We acknowledge the limitations in our study. Firstly, some of the patients in the beginning of the study period received the regime of 45 Gy in 20-25 fractions with boost planned for close margins. As the study evolved, the regime was standardized to 50 Gy in 25 fractions and boost reserved only if margins were positive or significant skin involvement was present. Secondly, some patients towards the end of the study period were followed up only to the point of 6 months post radiation and this could have influenced the mean BREAST- Q scores.
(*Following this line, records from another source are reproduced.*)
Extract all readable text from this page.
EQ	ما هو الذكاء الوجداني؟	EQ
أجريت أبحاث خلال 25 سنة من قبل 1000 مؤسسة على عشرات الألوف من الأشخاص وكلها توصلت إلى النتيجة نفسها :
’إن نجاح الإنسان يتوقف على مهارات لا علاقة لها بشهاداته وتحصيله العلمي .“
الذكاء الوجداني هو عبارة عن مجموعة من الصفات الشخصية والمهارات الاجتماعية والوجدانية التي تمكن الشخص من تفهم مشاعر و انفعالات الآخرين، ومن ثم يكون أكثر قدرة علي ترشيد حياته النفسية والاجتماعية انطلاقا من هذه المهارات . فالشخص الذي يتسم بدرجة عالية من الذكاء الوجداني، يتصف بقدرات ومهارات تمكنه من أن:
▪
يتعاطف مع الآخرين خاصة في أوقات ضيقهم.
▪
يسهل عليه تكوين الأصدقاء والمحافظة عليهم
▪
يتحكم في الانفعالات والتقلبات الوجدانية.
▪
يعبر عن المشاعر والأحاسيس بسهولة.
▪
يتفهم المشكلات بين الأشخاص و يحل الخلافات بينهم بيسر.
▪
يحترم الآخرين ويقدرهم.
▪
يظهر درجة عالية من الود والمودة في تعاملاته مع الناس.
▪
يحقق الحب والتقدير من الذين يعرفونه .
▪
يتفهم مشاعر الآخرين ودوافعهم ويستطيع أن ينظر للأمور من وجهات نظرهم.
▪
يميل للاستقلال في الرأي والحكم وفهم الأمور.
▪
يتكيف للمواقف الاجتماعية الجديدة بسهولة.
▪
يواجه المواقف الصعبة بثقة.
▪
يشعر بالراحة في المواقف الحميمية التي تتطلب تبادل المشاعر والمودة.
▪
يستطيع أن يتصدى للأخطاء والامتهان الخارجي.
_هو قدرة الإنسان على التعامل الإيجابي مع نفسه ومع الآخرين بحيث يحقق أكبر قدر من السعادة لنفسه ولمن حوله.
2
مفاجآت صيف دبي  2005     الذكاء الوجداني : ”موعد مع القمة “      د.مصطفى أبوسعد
Literature review showed longer follow up period can better the cosmetic scores, as radiation induced fibrosis and chronic seromas would take longer to subdue [42]. Finally, the study was conducted and discussed in a surgeon’s perspective, the focus being on cosmetic satisfaction as perceived by the patient. Hence, radiation parameters like determining Clinical target Volume (CTV), Planning Target Volume (PTV), distribution of radiation dose, possible hot spots were not analyzed and discussed in our study.
5. Conclusion
Several factors including the stage of the disease, type of implant reconstruction, axillary management, adjuvant therapy, radiation planning technique, post reconstruction implant shifts, and the wound healing process have an impact on the overall cosmetic outcome after immediate breast reconstruction. These factors, either independently or along with radiation therapy parameters, can contribute to implant failures in the long term and short term. So, good communication among the treating teams in selection of patients, patient counselling on anticipated complications, identifying comorbidities leading to poor wound healing and proper PMRT planning can benefit patients opting immediate implant-based reconstruction after mastectomy and lead to highly desirable cosmetic results, as outlined in our study.
Acknowledgements
We would like to thank Dr. Priya Das for her assistance with statistical analysis and Dr. Reem Alansari for her assistance with data collection and organization.
Conflicts of interest
The author(s) declare(s) that there is no conflict of interest regarding the publication of this article.
Disclosures and funding sources
No financial support was received from any funding body. The study was performed as a part of the employment of the authors in Bahrain Oncology Centre, Bahrain.